E adesso gli ambientalisti alzano il tiro. Dopo il fallimento del referendum sulle trivelle hanno deciso di diffidare il ministero dello Sviluppo economico (Mise) affinché le piattaforme offshore non più attive vengano smantellate al più presto.  Già, perchè durante il dibattito che ha preceduto la consultazione si è avanzato il sospetto che più di un impianto tra quelli entro le 12 miglia, oggi vietati dalle nuove norme e che la Legge di Stabilità ha invece prorogato a vita, non produrrebbero più alcunché da anni. E allora perché continuare a tenerle in mare? Ma, soprattutto, perchè non pretendere che chi ha sfruttato i giacimenti oggi esauriti non sia chiamato a sostenere i costi della bonifica e del ripristino dei luoghi?

TUTTI A CORTE L’iniziativa di Greenpeace, Wwf e Legambiente suona come una resa dei conti. Le tre associazioni sono in attesa di formalizzare un reclamo alla Commissione europea da cui si attendono che dichiari incompatibile la “sanatoria” inserita dal governo nella Legge di Stabilità (e fatta salva grazie al mancato raggiungimento del quorum al referendum) con le norme nazionali e comunitarie.

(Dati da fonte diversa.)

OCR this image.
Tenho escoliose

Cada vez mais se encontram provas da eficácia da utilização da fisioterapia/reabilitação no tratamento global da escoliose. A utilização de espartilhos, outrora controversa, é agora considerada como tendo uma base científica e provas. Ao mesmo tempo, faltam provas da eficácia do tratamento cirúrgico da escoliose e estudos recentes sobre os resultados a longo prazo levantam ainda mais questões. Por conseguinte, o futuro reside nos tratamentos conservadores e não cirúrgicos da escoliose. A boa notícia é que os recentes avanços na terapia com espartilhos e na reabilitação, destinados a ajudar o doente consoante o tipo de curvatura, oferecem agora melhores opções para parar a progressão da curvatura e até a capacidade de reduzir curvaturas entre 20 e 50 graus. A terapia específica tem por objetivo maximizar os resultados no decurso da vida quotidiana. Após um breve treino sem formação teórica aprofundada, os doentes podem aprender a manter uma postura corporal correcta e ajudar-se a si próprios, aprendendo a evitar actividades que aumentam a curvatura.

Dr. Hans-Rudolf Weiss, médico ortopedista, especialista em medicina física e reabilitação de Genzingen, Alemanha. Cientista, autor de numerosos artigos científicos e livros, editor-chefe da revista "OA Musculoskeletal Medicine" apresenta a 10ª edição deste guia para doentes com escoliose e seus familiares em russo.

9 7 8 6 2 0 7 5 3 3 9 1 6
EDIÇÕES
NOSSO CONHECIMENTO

Ma nel frattempo hanno fatto partire le diffide, poste non casualmente all’attenzione anche della procura generale della Corte dei Conti. Così, pochi giorni fa, il 10 maggio, hanno scritto al direttore generale delle risorse minerarie e energetiche del Mise, Franco Terlizzese, e per conoscenza anche al direttore generale per il Trasporto Marittimo e le Acque Interne del Ministero delle Infrastrutture e dei Trasporti, Maria Enrico Puija, nonché alle Capitanerie di Porto competenti (Venezia, Ravenna, Rimini, Pesaro, San Benedetto del Tronto, Ortona Napoli e Crotone). Per chiedere che vengano rigettate  dieci istanze di proroga delle concessioni presentate prima della modifica intervenuta con la Legge di Stabilità 2016. Ma di quali concessioni si tratta?

IN FILA PER ENI Gli impianti elencati dalle tre associazioni riguardano una licenza della società Adriatica e nove richieste di proroga riconducibili (in tutto o in partecipazione con altri) ad Eni. Poi c’è la questione delle piattaforme non produttive come le concessioni situate entro la fascia di interdizione delle 12 miglia nel Golfo di Venezia. Le tre associazioni chiedono, per precauzione, che se ne faccia carta straccia dal momento che non sono “mai diventate attive” e attualmente “prive di piattaforme”.  Ma, soprattutto, chiedono al ministero di mettere a punto una mappa in modo che vengano individuati e indicati uno per uno gli impianti attivi e quelli esauriti. Costringendo in questo caso i privati a mettere mano al portafoglio per lo smantellamento delle piattaforme estrattive non più attive.

IMPATTO PERICOLOSO “Le sottoscritte associazioni – si legge nella diffida –  sono interessate, in particolare, allo smantellamento e ai conseguenti interventi di bonifica e ripristino dei luoghi anche alla luce del fatto che, secondo loro elaborazioni su dati Unmig (Ufficio nazionale minerario per gli idrocarburi e le georisorse del Mise, ndr) aggiornati alla data odierna, 42 delle 88 piattaforme o strutture emerse localizzate nella fascia offlimits delle 12 miglia (il 47,7% del totale) sono state costruite prima del 1986 e quindi non sono stata mai sottoposte a Valutazione di Impatto Ambientale.  Si aggiunga che il mantenimento delle concessioni per tali strutture emerse, se non più produttive e non rimosse, impedisce l’accesso per altri usi ad aree demaniali marine localizzate nelle acque territoriali italiane e che le piattaforme offshore, facenti capo a dette concessioni, costituiscono un ostacolo e un rischio per la sicurezza e per la navigazione“.